In “The Post”, per la prima volta insieme, Maryl Streep e Tom Hanks nell’ultimo film di Steven Spielberg, sono Kathrine Graham e Ben Bradlee, la proprietaria e il direttore del Washington Post alle prese con una decisione che ha cambiato la storia dell’America, la libertà di stampa, il giornalismo investigativo. È il 1971 e un giovane impiegato al pentagono, Daniel Ellsberg, interpretato da Matthew Rhys, consegna al New York Times 7mila pagine di segreti governativi contenenti annotazioni sulla guerra in Vietnam che negli anni sono diventati segreti da nascondere.
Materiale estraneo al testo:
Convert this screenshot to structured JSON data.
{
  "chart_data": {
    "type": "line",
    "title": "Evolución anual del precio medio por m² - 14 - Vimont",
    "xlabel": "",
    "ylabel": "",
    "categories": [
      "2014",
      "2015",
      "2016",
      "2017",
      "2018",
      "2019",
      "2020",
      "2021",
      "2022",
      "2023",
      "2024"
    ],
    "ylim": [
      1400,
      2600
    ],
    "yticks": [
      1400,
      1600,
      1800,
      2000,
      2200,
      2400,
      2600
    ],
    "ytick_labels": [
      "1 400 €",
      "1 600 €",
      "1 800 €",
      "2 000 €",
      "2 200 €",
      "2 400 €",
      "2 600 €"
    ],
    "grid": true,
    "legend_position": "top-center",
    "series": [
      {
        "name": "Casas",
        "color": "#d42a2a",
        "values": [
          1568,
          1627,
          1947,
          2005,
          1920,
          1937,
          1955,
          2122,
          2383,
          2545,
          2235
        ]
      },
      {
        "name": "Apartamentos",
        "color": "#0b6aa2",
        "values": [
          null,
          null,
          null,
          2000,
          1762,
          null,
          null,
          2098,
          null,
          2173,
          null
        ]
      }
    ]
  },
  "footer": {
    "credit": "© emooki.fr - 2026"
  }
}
Sono i Pentagon Papers, un importante studio sul coinvolgimento degli Stati Uniti nella guerra in Vietnam voluto da McNamara, in quegli anni il Ministro degli Esteri.
Il New York Times ne pubblica una parte fino a quando il Presidente Nixon non chiede un’ingiunzione nei confronti del giornale costretto così a interrompere la pubblicazione di ulteriori documenti riservati. Pochi giorni dopo i documenti arrivano negli uffici del Washington Post che alla fine degli anni ’60 non è altro che un piccolo giornale locale che sta attraversando un periodo di difficoltà, pronto ad essere quotato in borsa.

Alla guida dell’azienda c’è Kathrine Graham «una delle primissime donne a gestire una grande corporation» dice Maryl Streep, «nella maggior parte dei casi, in quegli anni, le donne erano casalinghe e nei giornali c’era posto solo per gli uomini», ma è proprio lei a pronunciare, in una fantastica sequenza al telefono che culmina con un primissimo piano, le parole «okay facciamolo, pubblichiamo». “The Post” potrebbe considerarsi il prequel di “Tutti gli uomini del presidente”, poco tempo dopo nello stesso open space tra il rumore delle macchine da scrivere, Dustin Hoffman e Robert Redford hanno tra le mani lo scandalo Watergate.

«Credo sia il tempo giusto per la nostra storia per ricordare alle persone che tutti possono votare, tutti hanno una voce e tutti dovrebbero usarla». Sono le parole di Spielberg il quale firma una regia classica ma perfetta al tipo di narrazione e alla sceneggiatura firmata da Liz Hannah e Josh Singer di “Il caso Spotlight”. Perfetta la ricostruzione dell’ambiente del giornalismo di quegli anni che oggi ci sembra così lontano, dal correttore di bozze ai i caratteri tipografici.